The migrating birds continue to pour into India during the earlier part of November. The geese are the last to arrive, they begin to come before the close of October, and, from the second week of November onwards, V-shaped flocks of these fine birds may be seen or heard overhead at any hour of the day or night.
The nesting activities of the fowls of the air are at their lowest ebb in November. Some thirty species are known to rear up young in the present month as opposed to five hundred in May. In the United Provinces the only nest which the ornithologist can be sure of finding is that of the white-backed vulture.

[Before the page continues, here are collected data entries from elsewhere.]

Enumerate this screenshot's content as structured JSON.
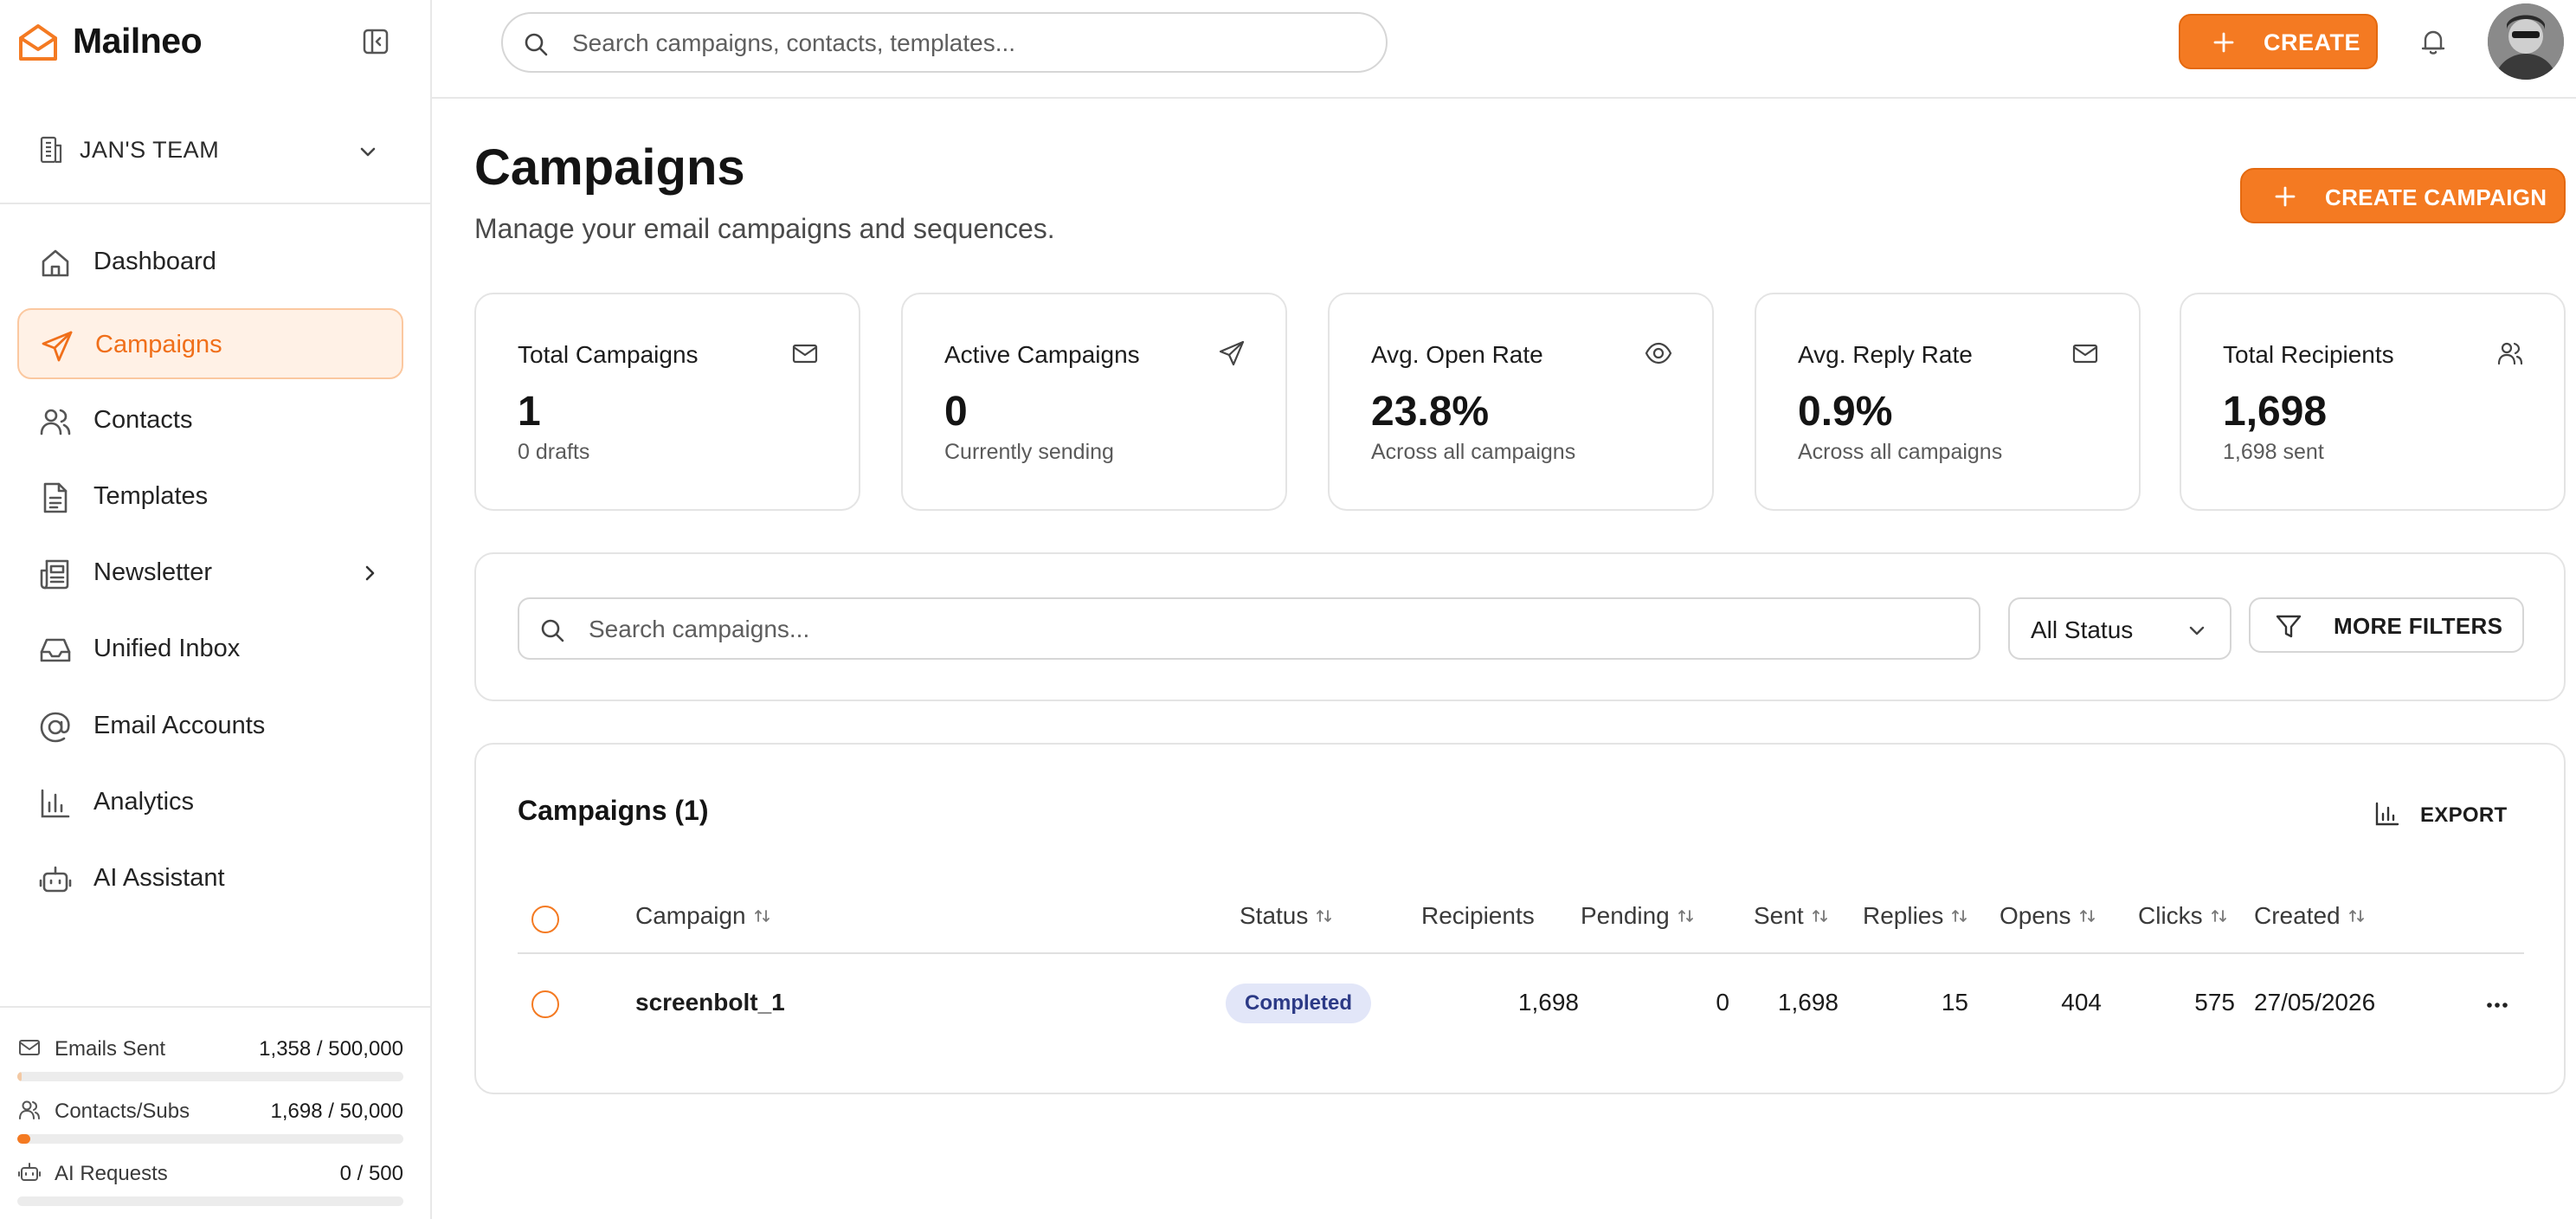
{
  "app": {
    "name": "Mailneo"
  },
  "team": {
    "name": "JAN'S TEAM"
  },
  "nav": [
    {
      "label": "Dashboard",
      "icon": "home-icon"
    },
    {
      "label": "Campaigns",
      "icon": "send-icon",
      "active": true
    },
    {
      "label": "Contacts",
      "icon": "users-icon"
    },
    {
      "label": "Templates",
      "icon": "file-text-icon"
    },
    {
      "label": "Newsletter",
      "icon": "newspaper-icon",
      "has_submenu": true
    },
    {
      "label": "Unified Inbox",
      "icon": "inbox-icon"
    },
    {
      "label": "Email Accounts",
      "icon": "at-sign-icon"
    },
    {
      "label": "Analytics",
      "icon": "bar-chart-icon"
    },
    {
      "label": "AI Assistant",
      "icon": "bot-icon"
    }
  ],
  "usage": [
    {
      "label": "Emails Sent",
      "value": "1,358 / 500,000",
      "fraction": 0.0027
    },
    {
      "label": "Contacts/Subs",
      "value": "1,698 / 50,000",
      "fraction": 0.034
    },
    {
      "label": "AI Requests",
      "value": "0 / 500",
      "fraction": 0
    }
  ],
  "topbar": {
    "search_placeholder": "Search campaigns, contacts, templates...",
    "create_label": "CREATE"
  },
  "page": {
    "title": "Campaigns",
    "subtitle": "Manage your email campaigns and sequences.",
    "create_campaign_label": "CREATE CAMPAIGN"
  },
  "stats": [
    {
      "title": "Total Campaigns",
      "value": "1",
      "note": "0 drafts",
      "icon": "mail-icon"
    },
    {
      "title": "Active Campaigns",
      "value": "0",
      "note": "Currently sending",
      "icon": "send-icon"
    },
    {
      "title": "Avg. Open Rate",
      "value": "23.8%",
      "note": "Across all campaigns",
      "icon": "eye-icon"
    },
    {
      "title": "Avg. Reply Rate",
      "value": "0.9%",
      "note": "Across all campaigns",
      "icon": "mail-icon"
    },
    {
      "title": "Total Recipients",
      "value": "1,698",
      "note": "1,698 sent",
      "icon": "users-icon"
    }
  ],
  "filters": {
    "search_placeholder": "Search campaigns...",
    "status_value": "All Status",
    "more_filters_label": "MORE FILTERS"
  },
  "table": {
    "title": "Campaigns (1)",
    "export_label": "EXPORT",
    "columns": [
      "Campaign",
      "Status",
      "Recipients",
      "Pending",
      "Sent",
      "Replies",
      "Opens",
      "Clicks",
      "Created"
    ],
    "rows": [
      {
        "campaign": "screenbolt_1",
        "status": "Completed",
        "recipients": "1,698",
        "pending": "0",
        "sent": "1,698",
        "replies": "15",
        "opens": "404",
        "clicks": "575",
        "created": "27/05/2026"
      }
    ]
  },
  "colors": {
    "accent": "#f47a22",
    "active_nav_bg": "#fff1e6",
    "badge_bg": "#e2e6f8",
    "badge_text": "#2c3a86"
  }
}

Some of the amadavats are still nesting. Most of the eggs laid by these birds in the rains yielded young ones in September, but it often happens that the brood does not emerge from the eggs until the end of October, with the result that in the earlier part of the present month parties of baby amadavats are to be seen enjoying the first days of their aerial existence. A few black-necked storks do not lay until November; thus there is always the chance of coming upon an incubating stork in the present month. Here and there a grey partridge's nest containing eggs may be found. As has been said, the nesting season of this species is not well-defined.

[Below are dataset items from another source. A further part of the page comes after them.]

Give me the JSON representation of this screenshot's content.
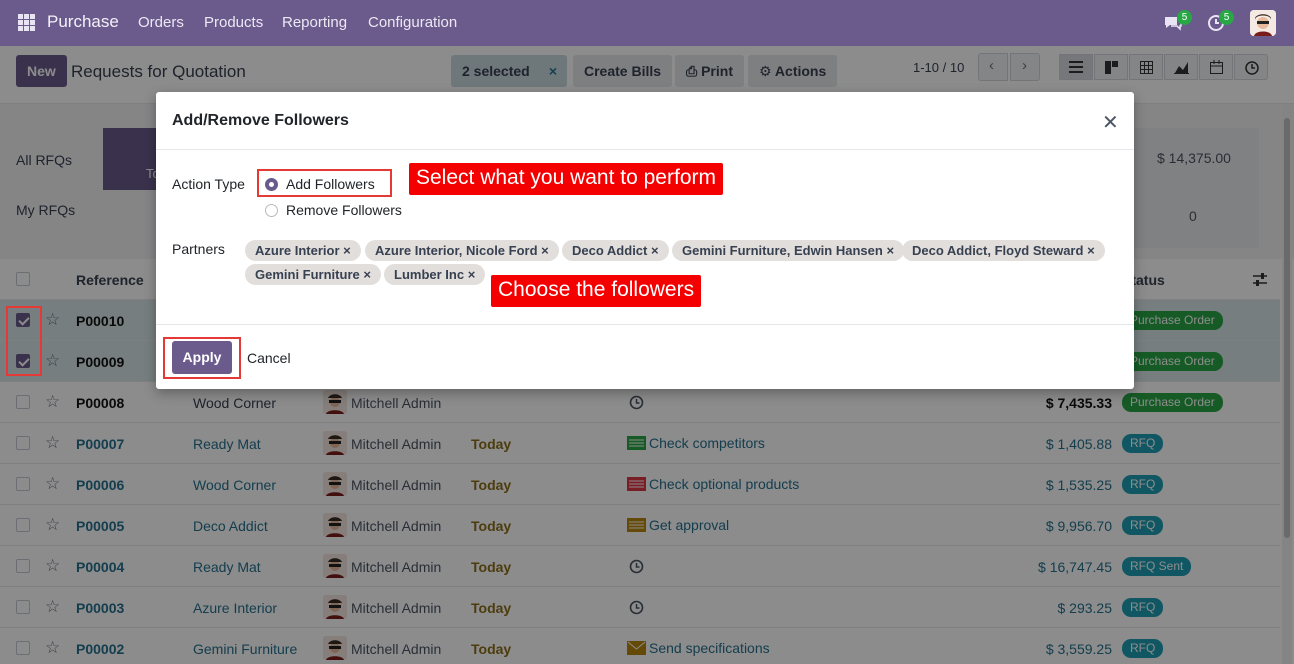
{
  "topbar": {
    "brand": "Purchase",
    "menu": [
      "Orders",
      "Products",
      "Reporting",
      "Configuration"
    ],
    "chat_count": "5",
    "activity_count": "5"
  },
  "control": {
    "new_label": "New",
    "title": "Requests for Quotation",
    "selected": "2 selected",
    "create_bills": "Create Bills",
    "print": "Print",
    "actions": "Actions",
    "pager": "1-10 / 10"
  },
  "summary": {
    "all_rfqs": "All RFQs",
    "my_rfqs": "My RFQs",
    "tab_fragment": "To",
    "amount_total": "$ 14,375.00",
    "count": "0"
  },
  "list": {
    "col_reference": "Reference",
    "col_status": "Status",
    "rows": [
      {
        "ref": "P00010",
        "vendor": "",
        "user": "",
        "date": "",
        "activity": "",
        "amount": "",
        "status": "Purchase Order",
        "selected": true
      },
      {
        "ref": "P00009",
        "vendor": "",
        "user": "",
        "date": "",
        "activity": "",
        "amount": "",
        "status": "Purchase Order",
        "selected": true
      },
      {
        "ref": "P00008",
        "vendor": "Wood Corner",
        "user": "Mitchell Admin",
        "date": "",
        "activity": "",
        "amount": "$ 7,435.33",
        "status": "Purchase Order"
      },
      {
        "ref": "P00007",
        "vendor": "Ready Mat",
        "user": "Mitchell Admin",
        "date": "Today",
        "activity": "Check competitors",
        "amount": "$ 1,405.88",
        "status": "RFQ"
      },
      {
        "ref": "P00006",
        "vendor": "Wood Corner",
        "user": "Mitchell Admin",
        "date": "Today",
        "activity": "Check optional products",
        "amount": "$ 1,535.25",
        "status": "RFQ"
      },
      {
        "ref": "P00005",
        "vendor": "Deco Addict",
        "user": "Mitchell Admin",
        "date": "Today",
        "activity": "Get approval",
        "amount": "$ 9,956.70",
        "status": "RFQ"
      },
      {
        "ref": "P00004",
        "vendor": "Ready Mat",
        "user": "Mitchell Admin",
        "date": "Today",
        "activity": "",
        "amount": "$ 16,747.45",
        "status": "RFQ Sent"
      },
      {
        "ref": "P00003",
        "vendor": "Azure Interior",
        "user": "Mitchell Admin",
        "date": "Today",
        "activity": "",
        "amount": "$ 293.25",
        "status": "RFQ"
      },
      {
        "ref": "P00002",
        "vendor": "Gemini Furniture",
        "user": "Mitchell Admin",
        "date": "Today",
        "activity": "Send specifications",
        "amount": "$ 3,559.25",
        "status": "RFQ"
      }
    ]
  },
  "modal": {
    "title": "Add/Remove Followers",
    "action_type_label": "Action Type",
    "opt_add": "Add Followers",
    "opt_remove": "Remove Followers",
    "partners_label": "Partners",
    "partners": [
      "Azure Interior",
      "Azure Interior, Nicole Ford",
      "Deco Addict",
      "Gemini Furniture, Edwin Hansen",
      "Deco Addict, Floyd Steward",
      "Gemini Furniture",
      "Lumber Inc"
    ],
    "apply": "Apply",
    "cancel": "Cancel"
  },
  "annotations": {
    "callout_action": "Select what you want to perform",
    "callout_followers": "Choose the followers"
  },
  "colors": {
    "brand": "#6b5b8d",
    "annotation": "#f40000",
    "success": "#28a745",
    "info": "#1e9fb4"
  }
}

The quaint little thick-billed mites known as white-throated munias (Munia malabarica) are also very irregular as to their nesting habits. Their eggs have been taken in every month of the year except June.
In some places Indian sand-martins are busy at their nests, but the breeding season of the majority of these birds does not begin until January.

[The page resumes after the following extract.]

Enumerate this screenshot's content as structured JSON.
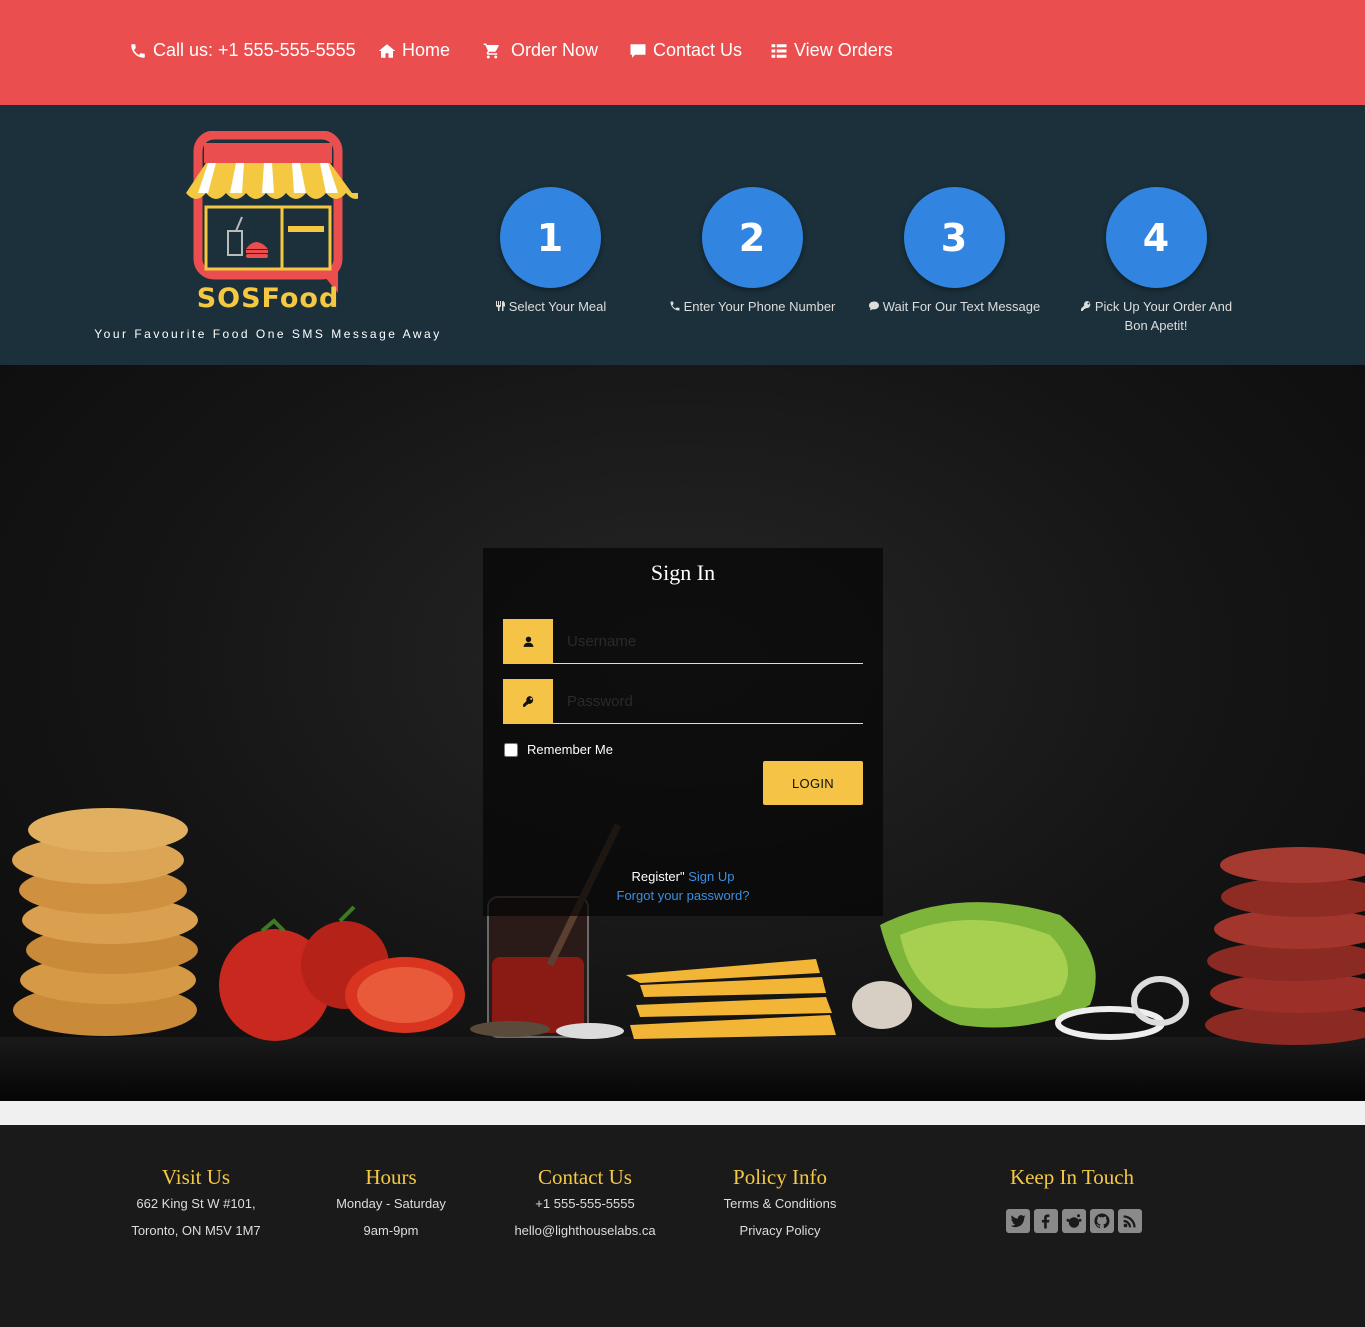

Pallas's fishing-eagle is another species of which the eggs are likely to be found in the present month. If a pair of these birds have a nest they betray the fact to the world by the unmusical clamour they make from sunrise to sunset.
The nesting season of the tawny eagle or wokab (Aquila vindhiana) begins in November. The nest is a typical raptorial one, being a large platform of sticks. It may attain a length of three feet and it is usually as broad as it is long; it is about six inches in depth. It is generally lined with leaves, sometimes with straw or grass and a few feathers. It is placed at the summit of a tree. Two eggs are usually laid. These are dirty white, more or less speckled with brown. The young ones are at first covered with white down; in this respect they resemble baby birds of prey of other species. The man who attempts to take the eggs or young of this eagle must be prepared to ward off the attack of the female, who, as is usual among birds of prey, is larger, bolder and more powerful than the male. At Lahore the writer saw a tawny eagle stoop at a man who had climbed a tree and secured the eagle's eggs. She seized his turban and flew off with it, having inflicted a scratch on his head. For the recovery of his turban the egg-lifter had to thank a pair of kites that attacked the eagle and caused her to drop that article while defending herself from their onslaught.